Filing Additional Documents

The court will appoint a guardian to care for the individual, known as a ward. This person must regularly visit the ward, attend to their needs, and protect them from harm.

In some cases, the court may also appoint a conservator to handle the ward’s finances. This person will invest the ward’s assets and pay for things like insurance, rent, and spending money.

If the person’s disability is severe enough, they may need more than one type of guardian. For example, if they are in a coma or have dementia, a court might appoint a guardian for their healthcare and a conservator for their financial decisions.

Once you have filed the petition, you will need to “serve” a copy of it on the person you are seeking to be a guardian. This means handing the papers to them or delivering them in person to them.

Attending a Hearing

During the hearing, you will give evidence and your attorney will argue for or against your guardianship petition. You should be prepared and arrive early to allow enough time for all of the proceedings.

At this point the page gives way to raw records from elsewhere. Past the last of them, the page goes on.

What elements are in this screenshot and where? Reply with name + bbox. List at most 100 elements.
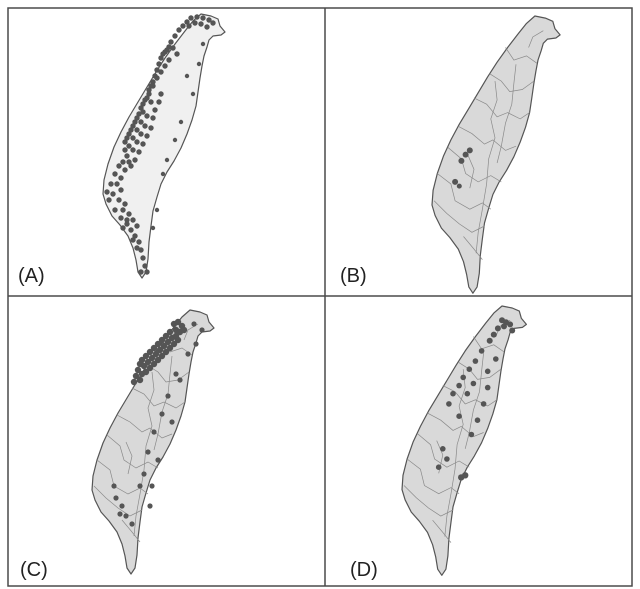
map-point — [146, 91, 152, 97]
map-point — [169, 419, 175, 425]
map-point — [509, 327, 516, 334]
map-point — [150, 344, 158, 352]
district-line — [496, 64, 517, 164]
map-point — [144, 133, 150, 139]
map-point — [136, 376, 144, 384]
map-point — [466, 366, 473, 373]
map-point — [162, 348, 170, 356]
map-point — [188, 15, 194, 21]
map-point — [186, 23, 192, 29]
map-point — [164, 338, 172, 346]
map-point — [146, 87, 152, 93]
map-point — [148, 125, 154, 131]
map-point — [158, 69, 164, 75]
map-point — [132, 119, 138, 125]
map-point — [462, 151, 469, 158]
map-point — [156, 346, 164, 354]
map-point — [184, 19, 190, 25]
map-point — [112, 207, 118, 213]
map-point — [507, 321, 514, 328]
map-point — [200, 15, 206, 21]
district-line — [442, 385, 498, 407]
map-point — [126, 131, 132, 137]
map-point — [164, 47, 170, 53]
district-line — [131, 387, 186, 409]
map-point — [113, 495, 119, 501]
map-point — [456, 183, 462, 189]
map-point — [134, 366, 142, 374]
map-point — [147, 503, 153, 509]
map-point — [134, 245, 140, 251]
map-point — [166, 344, 174, 352]
map-point — [128, 163, 134, 169]
map-point — [130, 237, 136, 243]
map-point — [119, 503, 125, 509]
map-point — [130, 147, 136, 153]
map-point — [137, 483, 143, 489]
map-point — [146, 364, 154, 372]
map-point — [136, 111, 142, 117]
map-point — [158, 352, 166, 360]
map-point — [148, 99, 154, 105]
map-point — [130, 378, 138, 386]
points-layer — [452, 147, 473, 189]
district-line — [463, 236, 483, 260]
map-point — [140, 362, 148, 370]
map-point — [176, 27, 182, 33]
district-line — [406, 458, 460, 495]
district-line — [458, 125, 517, 151]
map-point — [123, 513, 129, 519]
map-point — [154, 207, 160, 213]
district-line — [444, 369, 466, 537]
map-point — [466, 147, 473, 154]
map-point — [490, 331, 497, 338]
map-point — [180, 326, 188, 334]
district-line — [489, 73, 535, 92]
map-point — [158, 91, 164, 97]
map-point — [162, 63, 168, 69]
district-line — [121, 519, 141, 543]
map-point — [159, 411, 165, 417]
taiwan-outline — [401, 305, 527, 576]
map-point — [464, 390, 471, 397]
map-point — [154, 75, 160, 81]
map-point — [206, 17, 212, 23]
map-point — [144, 95, 150, 101]
map-point — [174, 318, 182, 326]
district-boundaries — [433, 30, 544, 260]
map-point — [142, 263, 148, 269]
map-point — [138, 119, 144, 125]
map-point — [136, 149, 142, 155]
map-point — [124, 217, 130, 223]
district-line — [475, 81, 498, 254]
panel-label-d: (D) — [350, 559, 378, 581]
district-line — [116, 414, 173, 439]
map-point — [210, 20, 216, 26]
map-point — [120, 159, 126, 165]
panel-a: (A) — [18, 13, 226, 287]
map-point — [204, 24, 210, 30]
map-point — [486, 337, 493, 344]
map-point — [158, 55, 164, 61]
map-point — [185, 351, 191, 357]
map-point — [192, 20, 198, 26]
map-point — [160, 171, 166, 177]
map-point — [118, 187, 124, 193]
map-point — [138, 105, 144, 111]
map-point — [170, 45, 176, 51]
map-point — [460, 374, 467, 381]
map-point — [155, 457, 161, 463]
map-point — [120, 207, 126, 213]
map-point — [134, 139, 140, 145]
map-point — [196, 61, 202, 67]
map-point — [114, 181, 120, 187]
map-point — [141, 471, 147, 477]
map-point — [177, 377, 183, 383]
map-point — [156, 61, 162, 67]
map-point — [184, 73, 190, 79]
map-point — [124, 221, 130, 227]
map-point — [493, 356, 499, 362]
map-point — [154, 356, 162, 364]
map-point — [160, 342, 168, 350]
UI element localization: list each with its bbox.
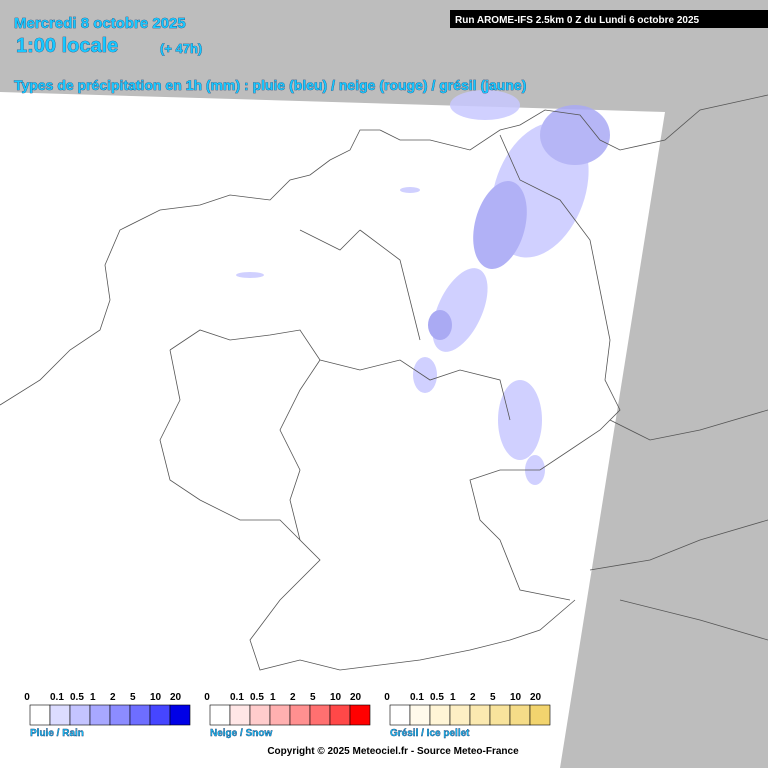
legend-swatch (289, 704, 311, 726)
legend-swatch (149, 704, 171, 726)
legend-name: Neige / Snow (210, 728, 272, 739)
legend-swatch (209, 704, 231, 726)
legend-swatch (449, 704, 471, 726)
legend-swatch (49, 704, 71, 726)
legend-tick: 20 (170, 692, 182, 703)
legend-tick: 5 (490, 692, 496, 703)
legend-swatch (529, 704, 551, 726)
legend-swatch (329, 704, 351, 726)
legend-tick: 2 (290, 692, 296, 703)
legend-name: Pluie / Rain (30, 728, 84, 739)
legend-swatch (349, 704, 371, 726)
legend-swatch (249, 704, 271, 726)
legend-tick: 1 (90, 692, 96, 703)
legend-swatch (109, 704, 131, 726)
time: 1:00 locale (16, 35, 118, 57)
legend-tick: 0 (204, 692, 210, 703)
legend-tick: 1 (450, 692, 456, 703)
legend-swatch (429, 704, 451, 726)
date: Mercredi 8 octobre 2025 (14, 15, 186, 32)
legend-tick: 20 (530, 692, 542, 703)
legend-swatch (89, 704, 111, 726)
legend-swatch (389, 704, 411, 726)
legend-tick: 10 (510, 692, 522, 703)
legend-tick: 0.1 (50, 692, 64, 703)
lead-time: (+ 47h) (160, 41, 202, 56)
legend-swatch (269, 704, 291, 726)
legend-swatch (469, 704, 491, 726)
legend-tick: 0 (24, 692, 30, 703)
legend-swatch (509, 704, 531, 726)
legend-tick: 10 (150, 692, 162, 703)
legend-tick: 0.5 (70, 692, 84, 703)
legend-swatch (69, 704, 91, 726)
subtitle: Types de précipitation en 1h (mm) : plui… (14, 77, 526, 93)
legend-tick: 2 (470, 692, 476, 703)
legend-tick: 5 (310, 692, 316, 703)
legend-tick: 20 (350, 692, 362, 703)
legend-tick: 5 (130, 692, 136, 703)
legend-tick: 10 (330, 692, 342, 703)
legend-tick: 1 (270, 692, 276, 703)
legend-swatch (169, 704, 191, 726)
legend-tick: 0.5 (250, 692, 264, 703)
legend-tick: 2 (110, 692, 116, 703)
copyright: Copyright © 2025 Meteociel.fr - Source M… (267, 746, 519, 757)
legend-swatch (129, 704, 151, 726)
legend-swatch (409, 704, 431, 726)
legend-tick: 0.1 (230, 692, 244, 703)
legend-tick: 0 (384, 692, 390, 703)
legend-swatch (489, 704, 511, 726)
legend-swatch (229, 704, 251, 726)
precipitation (236, 90, 610, 485)
legend-swatch (29, 704, 51, 726)
legend-tick: 0.1 (410, 692, 424, 703)
legend-name: Grésil / Ice pellet (390, 728, 470, 739)
borders (0, 94, 768, 671)
run-info: Run AROME-IFS 2.5km 0 Z du Lundi 6 octob… (455, 15, 700, 26)
legend-tick: 0.5 (430, 692, 444, 703)
run-box (450, 10, 768, 28)
legend-swatch (309, 704, 331, 726)
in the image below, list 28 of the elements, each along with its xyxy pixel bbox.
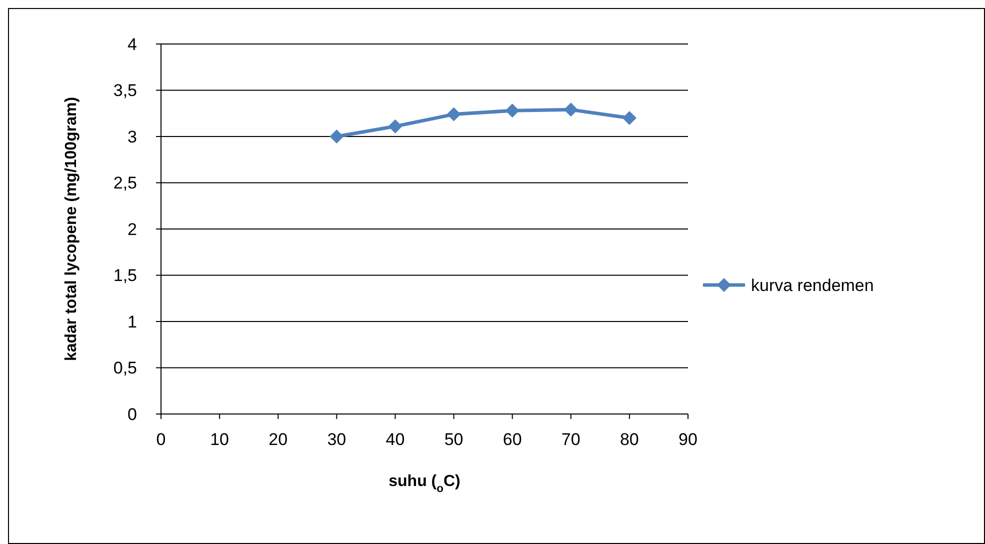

You can attend a hearing in person, remotely or in some combination of the two. You will need to bring an adult with you who is not the child’s parent.

A legal guardian is someone who is responsible for taking care of a dependent, such as a child or adult, when the parent is no longer able to do so. They can be anyone – friends, family members, or even strangers – but they must be at least 18 years old and of sound mind and body.

In determining a guardian, you should consider their personal qualities, such as how well they would care for your children and whether they have a good work and living situation. It’s also a good idea to choose several backup guardians so that if your first choice doesn’t work out, you have other options.